Theodore Dreiser Fullscreen Jenny Gerhardt (1911)

He visited West Baden at the same time she did, as she suggested. He gave himself over to her in Chicago for dinners, parties, drives.

Her house was quite as much his own as hers—she made him feel so.

She talked to him about her affairs, showing him exactly how they stood and why she wished him to intervene in this and that matter.

She did not wish him to be much alone. She did not want him to think or regret.

She came to represent to him comfort, forgetfulness, rest from care.

With the others he visited at her house occasionally, and it gradually became rumored about that he would marry her.

Because of the fact that there had been so much discussion of his previous relationship, Letty decided that if ever this occurred it should be a quiet affair.

She wanted a simple explanation in the papers of how it had come about, and then afterward, when things were normal again and gossip had subsided, she would enter on a dazzling social display for his sake.

"Why not let us get married in April and go abroad for the summer?" she asked once, after they had reached a silent understanding that marriage would eventually follow.

"Let's go to Japan.

Then we can come back in the fall, and take a house on the drive."

Lester had been away from Jennie so long now that the first severe wave of self-reproach had passed.

He was still doubtful, but he preferred to stifle his misgivings.

"Very well," he replied, almost jokingly. "Only don't let there be any fuss about it."

"Do you really mean that, sweet?" she exclaimed, looking over at him; they had been spending the evening together quietly reading and chatting.

"I've thought about it a long while," he replied. "I don't see why not."

She came over to him and sat on his knee, putting her arms upon his shoulders.

"I can scarcely believe you said that," she said, looking at him curiously.

"Shall I take it back?" he asked.

"No, no.

It's agreed for April now.

And we'll go to Japan.

You can't change your mind.

There won't be any fuss.

But my, what a trousseau I will prepare!"

He smiled a little constrainedly as she tousled his head; there was a missing note somewhere in this gamut of happiness; perhaps it was because he was getting old.

CHAPTER LVII

In the meantime Jennie was going her way, settling herself in the markedly different world in which henceforth she was to move.

It seemed a terrible thing at first—this life without Lester.

Despite her own strong individuality, her ways had become so involved with his that there seemed to be no possibility of disentangling them.

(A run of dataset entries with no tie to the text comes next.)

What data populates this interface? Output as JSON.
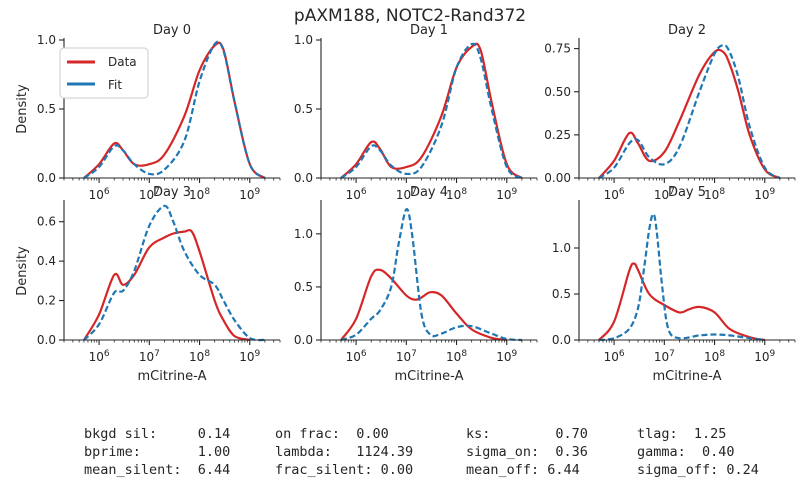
{
  "title": "pAXM188, NOTC2-Rand372",
  "colors": {
    "data": "#d62728",
    "fit": "#1f77b4"
  },
  "legend": {
    "placement": "top-left",
    "entries": [
      "Data",
      "Fit"
    ]
  },
  "chart_data": [
    {
      "type": "line",
      "panel_title": "Day 0",
      "xscale": "log",
      "xlim": [
        200000,
        4000000000
      ],
      "ylim": [
        0,
        1.0
      ],
      "xticks": [
        1000000,
        10000000,
        100000000,
        1000000000
      ],
      "yticks": [
        0.0,
        0.5,
        1.0
      ],
      "yticklabels": [
        "0.0",
        "0.5",
        "1.0"
      ],
      "ylabel": "Density",
      "xlabel": "",
      "grid": false,
      "series": [
        {
          "name": "Data",
          "x": [
            500000,
            1000000,
            2000000,
            3000000,
            5000000,
            10000000,
            20000000,
            50000000,
            100000000,
            200000000,
            300000000,
            500000000,
            1000000000,
            2000000000
          ],
          "y": [
            0.0,
            0.1,
            0.25,
            0.2,
            0.1,
            0.1,
            0.17,
            0.45,
            0.78,
            0.96,
            0.93,
            0.55,
            0.1,
            0.0
          ]
        },
        {
          "name": "Fit",
          "x": [
            500000,
            1000000,
            2000000,
            3000000,
            5000000,
            10000000,
            20000000,
            50000000,
            100000000,
            200000000,
            300000000,
            500000000,
            1000000000,
            2000000000
          ],
          "y": [
            0.0,
            0.08,
            0.23,
            0.2,
            0.1,
            0.03,
            0.06,
            0.27,
            0.7,
            0.97,
            0.92,
            0.55,
            0.1,
            0.0
          ]
        }
      ]
    },
    {
      "type": "line",
      "panel_title": "Day 1",
      "xscale": "log",
      "xlim": [
        200000,
        4000000000
      ],
      "ylim": [
        0,
        1.0
      ],
      "xticks": [
        1000000,
        10000000,
        100000000,
        1000000000
      ],
      "yticks": [
        0.0,
        0.5,
        1.0
      ],
      "yticklabels": [
        "0.0",
        "0.5",
        "1.0"
      ],
      "ylabel": "",
      "xlabel": "",
      "grid": false,
      "series": [
        {
          "name": "Data",
          "x": [
            500000,
            1000000,
            2000000,
            3000000,
            5000000,
            10000000,
            20000000,
            50000000,
            100000000,
            200000000,
            300000000,
            500000000,
            1000000000,
            2000000000
          ],
          "y": [
            0.0,
            0.1,
            0.26,
            0.21,
            0.08,
            0.08,
            0.15,
            0.45,
            0.8,
            0.95,
            0.93,
            0.55,
            0.1,
            0.0
          ]
        },
        {
          "name": "Fit",
          "x": [
            500000,
            1000000,
            2000000,
            3000000,
            5000000,
            10000000,
            20000000,
            50000000,
            100000000,
            200000000,
            300000000,
            500000000,
            1000000000,
            2000000000
          ],
          "y": [
            0.0,
            0.08,
            0.23,
            0.2,
            0.09,
            0.03,
            0.08,
            0.38,
            0.8,
            0.97,
            0.87,
            0.5,
            0.08,
            0.0
          ]
        }
      ]
    },
    {
      "type": "line",
      "panel_title": "Day 2",
      "xscale": "log",
      "xlim": [
        200000,
        4000000000
      ],
      "ylim": [
        0,
        0.8
      ],
      "xticks": [
        1000000,
        10000000,
        100000000,
        1000000000
      ],
      "yticks": [
        0.0,
        0.25,
        0.5,
        0.75
      ],
      "yticklabels": [
        "0.00",
        "0.25",
        "0.50",
        "0.75"
      ],
      "ylabel": "",
      "xlabel": "",
      "grid": false,
      "series": [
        {
          "name": "Data",
          "x": [
            500000,
            1000000,
            2000000,
            3000000,
            5000000,
            10000000,
            20000000,
            50000000,
            100000000,
            150000000,
            200000000,
            300000000,
            500000000,
            1000000000,
            2000000000
          ],
          "y": [
            0.0,
            0.1,
            0.26,
            0.2,
            0.1,
            0.15,
            0.33,
            0.6,
            0.73,
            0.73,
            0.66,
            0.5,
            0.25,
            0.05,
            0.0
          ]
        },
        {
          "name": "Fit",
          "x": [
            500000,
            1000000,
            2000000,
            3000000,
            5000000,
            10000000,
            20000000,
            50000000,
            100000000,
            150000000,
            200000000,
            300000000,
            500000000,
            1000000000,
            2000000000
          ],
          "y": [
            0.0,
            0.06,
            0.2,
            0.22,
            0.12,
            0.08,
            0.18,
            0.5,
            0.72,
            0.77,
            0.73,
            0.58,
            0.3,
            0.06,
            0.0
          ]
        }
      ]
    },
    {
      "type": "line",
      "panel_title": "Day 3",
      "xscale": "log",
      "xlim": [
        200000,
        4000000000
      ],
      "ylim": [
        0,
        0.7
      ],
      "xticks": [
        1000000,
        10000000,
        100000000,
        1000000000
      ],
      "yticks": [
        0.0,
        0.2,
        0.4,
        0.6
      ],
      "yticklabels": [
        "0.0",
        "0.2",
        "0.4",
        "0.6"
      ],
      "ylabel": "Density",
      "xlabel": "mCitrine-A",
      "grid": false,
      "series": [
        {
          "name": "Data",
          "x": [
            500000,
            1000000,
            2000000,
            3000000,
            5000000,
            10000000,
            20000000,
            30000000,
            50000000,
            70000000,
            100000000,
            200000000,
            300000000,
            500000000,
            1000000000
          ],
          "y": [
            0.0,
            0.13,
            0.33,
            0.28,
            0.33,
            0.47,
            0.52,
            0.54,
            0.55,
            0.55,
            0.45,
            0.2,
            0.1,
            0.02,
            0.0
          ]
        },
        {
          "name": "Fit",
          "x": [
            500000,
            1000000,
            2000000,
            3000000,
            5000000,
            10000000,
            20000000,
            30000000,
            50000000,
            100000000,
            200000000,
            300000000,
            500000000,
            1000000000,
            2000000000
          ],
          "y": [
            0.0,
            0.08,
            0.24,
            0.25,
            0.35,
            0.58,
            0.68,
            0.6,
            0.45,
            0.33,
            0.28,
            0.2,
            0.1,
            0.01,
            0.0
          ]
        }
      ]
    },
    {
      "type": "line",
      "panel_title": "Day 4",
      "xscale": "log",
      "xlim": [
        200000,
        4000000000
      ],
      "ylim": [
        0,
        1.3
      ],
      "xticks": [
        1000000,
        10000000,
        100000000,
        1000000000
      ],
      "yticks": [
        0.0,
        0.5,
        1.0
      ],
      "yticklabels": [
        "0.0",
        "0.5",
        "1.0"
      ],
      "ylabel": "",
      "xlabel": "mCitrine-A",
      "grid": false,
      "series": [
        {
          "name": "Data",
          "x": [
            500000,
            1000000,
            2000000,
            3000000,
            5000000,
            10000000,
            15000000,
            20000000,
            30000000,
            50000000,
            100000000,
            200000000,
            500000000,
            1000000000
          ],
          "y": [
            0.0,
            0.2,
            0.6,
            0.66,
            0.58,
            0.42,
            0.38,
            0.4,
            0.45,
            0.42,
            0.25,
            0.1,
            0.02,
            0.0
          ]
        },
        {
          "name": "Fit",
          "x": [
            500000,
            1000000,
            2000000,
            3000000,
            5000000,
            7000000,
            10000000,
            13000000,
            20000000,
            30000000,
            50000000,
            100000000,
            200000000,
            500000000,
            1000000000,
            2000000000
          ],
          "y": [
            0.0,
            0.05,
            0.2,
            0.28,
            0.5,
            0.9,
            1.23,
            1.0,
            0.25,
            0.05,
            0.06,
            0.12,
            0.13,
            0.06,
            0.01,
            0.0
          ]
        }
      ]
    },
    {
      "type": "line",
      "panel_title": "Day 5",
      "xscale": "log",
      "xlim": [
        200000,
        4000000000
      ],
      "ylim": [
        0,
        1.5
      ],
      "xticks": [
        1000000,
        10000000,
        100000000,
        1000000000
      ],
      "yticks": [
        0.0,
        0.5,
        1.0
      ],
      "yticklabels": [
        "0.0",
        "0.5",
        "1.0"
      ],
      "ylabel": "",
      "xlabel": "mCitrine-A",
      "grid": false,
      "series": [
        {
          "name": "Data",
          "x": [
            500000,
            1000000,
            2000000,
            2500000,
            3000000,
            5000000,
            10000000,
            20000000,
            30000000,
            50000000,
            100000000,
            200000000,
            500000000,
            1000000000
          ],
          "y": [
            0.0,
            0.2,
            0.75,
            0.83,
            0.76,
            0.5,
            0.38,
            0.3,
            0.33,
            0.36,
            0.3,
            0.12,
            0.03,
            0.0
          ]
        },
        {
          "name": "Fit",
          "x": [
            500000,
            1000000,
            2000000,
            3000000,
            4000000,
            5000000,
            6000000,
            7000000,
            9000000,
            12000000,
            20000000,
            50000000,
            100000000,
            200000000,
            500000000,
            1000000000
          ],
          "y": [
            0.0,
            0.02,
            0.12,
            0.35,
            0.8,
            1.2,
            1.37,
            1.2,
            0.6,
            0.12,
            0.02,
            0.05,
            0.06,
            0.05,
            0.02,
            0.0
          ]
        }
      ]
    }
  ],
  "stats": [
    [
      "bkgd sil:     0.14",
      "on frac:  0.00",
      "ks:        0.70",
      "tlag:  1.25"
    ],
    [
      "bprime:       1.00",
      "lambda:   1124.39",
      "sigma_on:  0.36",
      "gamma:  0.40"
    ],
    [
      "mean_silent:  6.44",
      "frac_silent: 0.00",
      "mean_off: 6.44",
      "sigma_off: 0.24"
    ]
  ]
}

Constantly she was with him in thought and action, just as though they had never separated.

Where was he now?

What was he doing?

What was he saying?

How was he looking?

In the mornings when she woke it was with the sense that he must be beside her.

At night as if she could not go to bed alone.

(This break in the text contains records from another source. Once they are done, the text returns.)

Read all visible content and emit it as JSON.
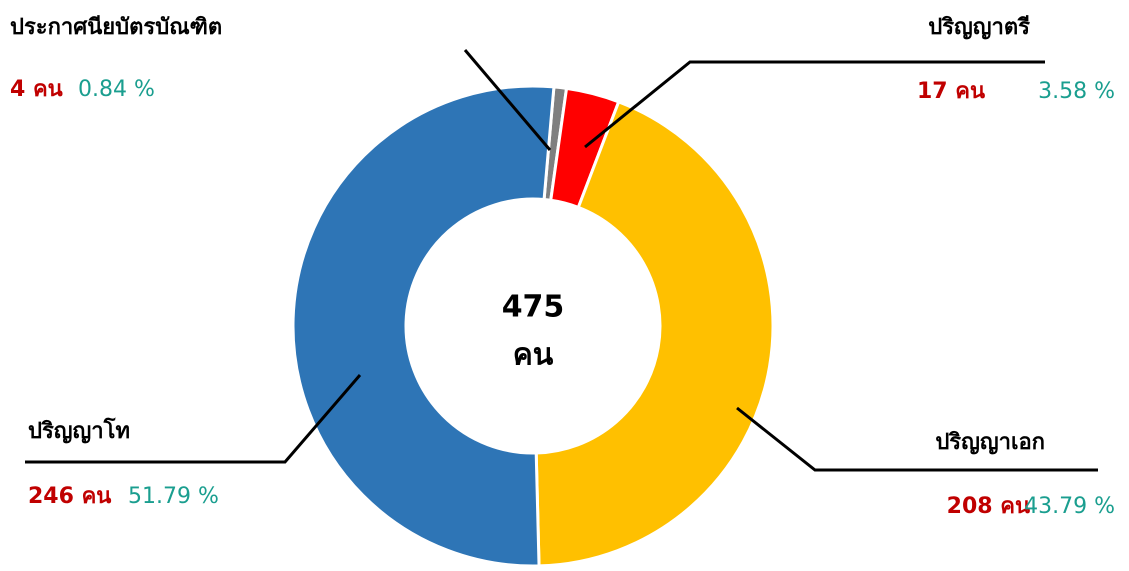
{
  "chart_data": {
    "type": "donut",
    "categories": [
      "ประกาศนียบัตรบัณฑิต",
      "ปริญญาตรี",
      "ปริญญาเอก",
      "ปริญญาโท"
    ],
    "values": [
      4,
      17,
      208,
      246
    ],
    "value_labels": [
      "4 คน",
      "17 คน",
      "208 คน",
      "246 คน"
    ],
    "percents": [
      0.84,
      3.58,
      43.79,
      51.79
    ],
    "percent_labels": [
      "0.84 %",
      "3.58 %",
      "43.79 %",
      "51.79 %"
    ],
    "colors": [
      "#7f7f7f",
      "#ff0000",
      "#ffc000",
      "#2e75b6"
    ],
    "total": 475,
    "total_unit": "คน"
  }
}
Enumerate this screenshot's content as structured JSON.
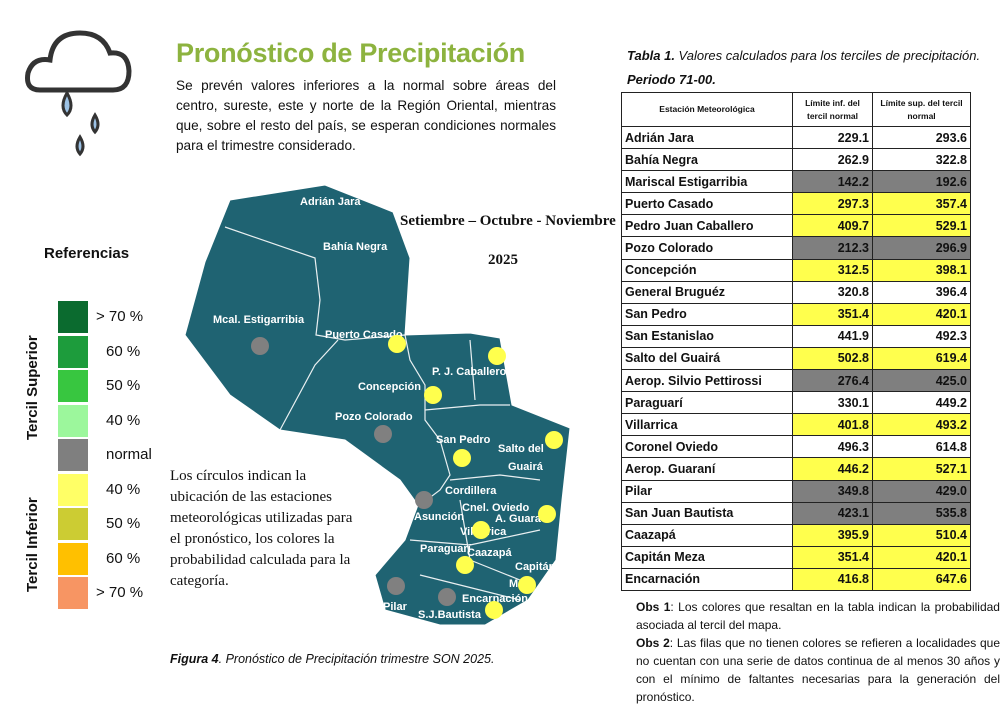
{
  "header": {
    "title": "Pronóstico de Precipitación",
    "intro": "Se prevén valores inferiores a la normal sobre áreas del centro, sureste, este y norte de la Región Oriental, mientras que, sobre el resto del país, se esperan condiciones normales para el trimestre considerado.",
    "icon": "rain-cloud-icon"
  },
  "legend": {
    "title": "Referencias",
    "upper_label": "Tercil Superior",
    "lower_label": "Tercil Inferior",
    "items": [
      {
        "label": "> 70 %",
        "color": "#0b6b2f"
      },
      {
        "label": "60 %",
        "color": "#1d9c3c"
      },
      {
        "label": "50 %",
        "color": "#38c640"
      },
      {
        "label": "40 %",
        "color": "#9cf79c"
      },
      {
        "label": "normal",
        "color": "#7f7f7f"
      },
      {
        "label": "40 %",
        "color": "#ffff66"
      },
      {
        "label": "50 %",
        "color": "#cccc33"
      },
      {
        "label": "60 %",
        "color": "#ffc000"
      },
      {
        "label": "> 70 %",
        "color": "#f79563"
      }
    ]
  },
  "map": {
    "period": "Setiembre – Octubre -  Noviembre",
    "year": "2025",
    "fill": "#1f6372",
    "regions": [
      "Adrián Jara",
      "Bahía Negra",
      "Mcal. Estigarribia",
      "Puerto Casado",
      "P. J. Caballero",
      "Concepción",
      "Pozo Colorado",
      "San Pedro",
      "Salto del",
      "Guairá",
      "Cordillera",
      "Asunción",
      "Cnel. Oviedo",
      "A. Guara",
      "Villarrica",
      "Paraguarí",
      "Caazapá",
      "Capitán",
      "M",
      "Encarnación",
      "Pilar",
      "S.J.Bautista"
    ],
    "stations": [
      {
        "name": "Mcal. Estigarribia",
        "color": "#808080"
      },
      {
        "name": "Puerto Casado",
        "color": "#ffff4d"
      },
      {
        "name": "P. J. Caballero",
        "color": "#ffff4d"
      },
      {
        "name": "Concepción",
        "color": "#ffff4d"
      },
      {
        "name": "Pozo Colorado",
        "color": "#808080"
      },
      {
        "name": "San Pedro",
        "color": "#ffff4d"
      },
      {
        "name": "Salto del Guairá",
        "color": "#ffff4d"
      },
      {
        "name": "Asunción",
        "color": "#808080"
      },
      {
        "name": "A. Guaraní",
        "color": "#ffff4d"
      },
      {
        "name": "Villarrica",
        "color": "#ffff4d"
      },
      {
        "name": "Caazapá",
        "color": "#ffff4d"
      },
      {
        "name": "Capitán Meza",
        "color": "#ffff4d"
      },
      {
        "name": "Encarnación",
        "color": "#ffff4d"
      },
      {
        "name": "Pilar",
        "color": "#808080"
      },
      {
        "name": "S.J.Bautista",
        "color": "#808080"
      }
    ],
    "note": "Los círculos indican la ubicación de las estaciones meteorológicas utilizadas para el pronóstico, los colores la probabilidad calculada para la categoría."
  },
  "figure_caption": {
    "label": "Figura 4",
    "text": ". Pronóstico de Precipitación trimestre SON 2025."
  },
  "table": {
    "caption_label": "Tabla 1.",
    "caption_text": " Valores calculados para los terciles de precipitación.",
    "period": "Periodo 71-00.",
    "headers": [
      "Estación Meteorológica",
      "Límite inf. del tercil normal",
      "Límite sup. del tercil normal"
    ],
    "rows": [
      [
        "Adrián Jara",
        "229.1",
        "293.6",
        ""
      ],
      [
        "Bahía Negra",
        "262.9",
        "322.8",
        ""
      ],
      [
        "Mariscal Estigarribia",
        "142.2",
        "192.6",
        "gray"
      ],
      [
        "Puerto Casado",
        "297.3",
        "357.4",
        "yellow"
      ],
      [
        "Pedro Juan Caballero",
        "409.7",
        "529.1",
        "yellow"
      ],
      [
        "Pozo Colorado",
        "212.3",
        "296.9",
        "gray"
      ],
      [
        "Concepción",
        "312.5",
        "398.1",
        "yellow"
      ],
      [
        "General Bruguéz",
        "320.8",
        "396.4",
        ""
      ],
      [
        "San Pedro",
        "351.4",
        "420.1",
        "yellow"
      ],
      [
        "San Estanislao",
        "441.9",
        "492.3",
        ""
      ],
      [
        "Salto del Guairá",
        "502.8",
        "619.4",
        "yellow"
      ],
      [
        "Aerop. Silvio Pettirossi",
        "276.4",
        "425.0",
        "gray"
      ],
      [
        "Paraguarí",
        "330.1",
        "449.2",
        ""
      ],
      [
        "Villarrica",
        "401.8",
        "493.2",
        "yellow"
      ],
      [
        "Coronel Oviedo",
        "496.3",
        "614.8",
        ""
      ],
      [
        "Aerop. Guaraní",
        "446.2",
        "527.1",
        "yellow"
      ],
      [
        "Pilar",
        "349.8",
        "429.0",
        "gray"
      ],
      [
        "San Juan Bautista",
        "423.1",
        "535.8",
        "gray"
      ],
      [
        "Caazapá",
        "395.9",
        "510.4",
        "yellow"
      ],
      [
        "Capitán Meza",
        "351.4",
        "420.1",
        "yellow"
      ],
      [
        "Encarnación",
        "416.8",
        "647.6",
        "yellow"
      ]
    ],
    "colors": {
      "yellow": "#ffff4d",
      "gray": "#7f7f7f"
    }
  },
  "obs": [
    {
      "label": "Obs 1",
      "text": ": Los colores que resaltan en la tabla indican la probabilidad asociada al tercil del mapa."
    },
    {
      "label": "Obs 2",
      "text": ": Las filas que no tienen colores se refieren a localidades que no cuentan con una serie de datos continua de al menos 30 años y con el mínimo de faltantes necesarias para la generación del pronóstico."
    }
  ]
}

He would come after a while surely—ah, no, of course he would not come. Dear heaven, think of that!

Never any more.

And she wanted him so.

Again there were so many little trying things to adjust, for a change of this nature is too radical to be passed over lightly.

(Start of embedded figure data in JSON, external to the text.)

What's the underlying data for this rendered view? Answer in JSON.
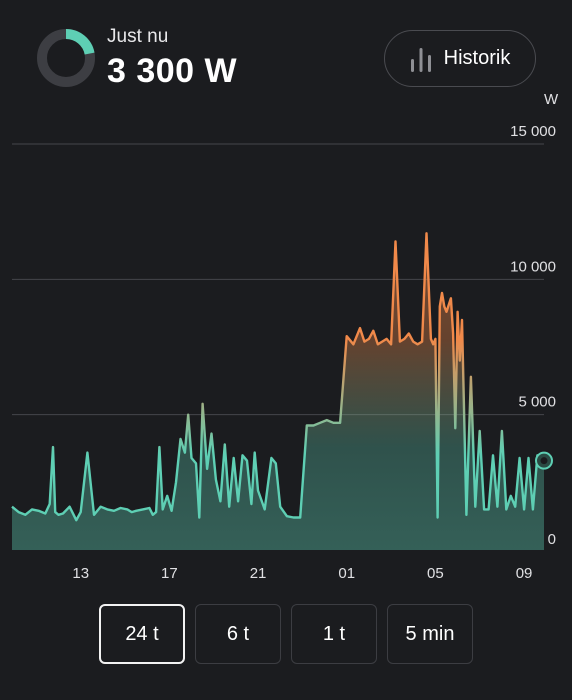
{
  "header": {
    "live_label": "Just nu",
    "live_value": "3 300 W",
    "history_button_label": "Historik",
    "ring_fraction": 0.22,
    "ring_color": "#5ecfb4",
    "ring_track_color": "#3d3e43"
  },
  "chart_data": {
    "type": "area",
    "unit_label": "W",
    "ylim": [
      0,
      15000
    ],
    "y_ticks": [
      {
        "value": 15000,
        "label": "15 000"
      },
      {
        "value": 10000,
        "label": "10 000"
      },
      {
        "value": 5000,
        "label": "5 000"
      },
      {
        "value": 0,
        "label": "0"
      }
    ],
    "x_ticks": [
      {
        "hour": 13,
        "label": "13"
      },
      {
        "hour": 17,
        "label": "17"
      },
      {
        "hour": 21,
        "label": "21"
      },
      {
        "hour": 25,
        "label": "01"
      },
      {
        "hour": 29,
        "label": "05"
      },
      {
        "hour": 33,
        "label": "09"
      }
    ],
    "xlim_hours": [
      9.9,
      33.9
    ],
    "grid": true,
    "colors": {
      "low": "#5ecfb4",
      "high": "#f0894a"
    },
    "current_value": 3300,
    "series": [
      {
        "x": [
          9.9,
          10.2,
          10.5,
          10.8,
          11.1,
          11.4,
          11.6,
          11.75,
          11.85,
          12.0,
          12.2,
          12.5,
          12.8,
          13.0,
          13.3,
          13.6,
          13.9,
          14.2,
          14.5,
          14.8,
          15.1,
          15.3,
          15.5,
          15.8,
          16.1,
          16.25,
          16.4,
          16.55,
          16.7,
          16.9,
          17.1,
          17.3,
          17.5,
          17.7,
          17.85,
          18.0,
          18.2,
          18.35,
          18.5,
          18.7,
          18.9,
          19.1,
          19.3,
          19.5,
          19.7,
          19.9,
          20.1,
          20.3,
          20.5,
          20.7,
          20.85,
          21.0,
          21.3,
          21.6,
          21.8,
          22.0,
          22.3,
          22.6,
          22.9,
          23.2,
          23.5,
          23.8,
          24.1,
          24.4,
          24.7,
          25.0,
          25.3,
          25.6,
          25.8,
          26.0,
          26.2,
          26.4,
          26.6,
          26.8,
          27.0,
          27.2,
          27.4,
          27.6,
          27.8,
          28.0,
          28.2,
          28.4,
          28.6,
          28.8,
          28.9,
          29.0,
          29.1,
          29.2,
          29.3,
          29.4,
          29.5,
          29.7,
          29.8,
          29.9,
          30.0,
          30.1,
          30.2,
          30.4,
          30.6,
          30.8,
          31.0,
          31.2,
          31.4,
          31.6,
          31.8,
          32.0,
          32.2,
          32.4,
          32.6,
          32.8,
          33.0,
          33.2,
          33.4,
          33.6,
          33.8,
          33.9
        ],
        "values": [
          1600,
          1400,
          1300,
          1500,
          1450,
          1350,
          1700,
          3800,
          1400,
          1300,
          1350,
          1600,
          1100,
          1400,
          3600,
          1300,
          1600,
          1500,
          1450,
          1550,
          1500,
          1400,
          1450,
          1500,
          1550,
          1300,
          1400,
          3800,
          1500,
          2000,
          1450,
          2500,
          4100,
          3600,
          5000,
          3400,
          3200,
          1200,
          5400,
          3000,
          4300,
          2600,
          1800,
          3900,
          1600,
          3400,
          1800,
          3500,
          3300,
          1700,
          3600,
          2200,
          1500,
          3400,
          3200,
          1600,
          1250,
          1200,
          1200,
          4600,
          4600,
          4700,
          4800,
          4700,
          4700,
          7900,
          7600,
          8200,
          7700,
          7800,
          8100,
          7600,
          7700,
          7800,
          7600,
          11400,
          7700,
          7800,
          8000,
          7700,
          7600,
          7700,
          11700,
          7800,
          7600,
          7800,
          1200,
          9000,
          9500,
          9000,
          8800,
          9300,
          8000,
          4500,
          8800,
          7000,
          8500,
          1300,
          6400,
          1600,
          4400,
          1500,
          1500,
          3500,
          1600,
          4400,
          1500,
          2000,
          1600,
          3400,
          1500,
          3400,
          1500,
          3500,
          3400,
          3300
        ]
      }
    ]
  },
  "ranges": {
    "items": [
      {
        "label": "24 t",
        "active": true
      },
      {
        "label": "6 t",
        "active": false
      },
      {
        "label": "1 t",
        "active": false
      },
      {
        "label": "5 min",
        "active": false
      }
    ]
  }
}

The explanation she had to make to Vesta was of all the most important.

This little girl, who was old enough now to see and think for herself, was not without her surmises and misgivings.

Vesta recalled that her mother had been accused of not being married to her father when she was born.

She had seen the article about Jennie and Lester in the Sunday paper at the time it had appeared—it had been shown to her at school—but she had had sense enough to say nothing about it, feeling somehow that Jennie would not like it.

Lester's disappearance was a complete surprise; but she had learned in the last two or three years that her mother was very sensitive, and that she could hurt her in unexpected ways.

Jennie was finally compelled to tell Vesta that Lester's fortune had been dependent on his leaving her, solely because she was not of his station.

Vesta listened soberly and half suspected the truth.

She felt terribly sorry for her mother, and, because of Jennie's obvious distress, she was trebly gay and courageous.

She refused outright the suggestion of going to a boarding-school and kept as close to her mother as she could.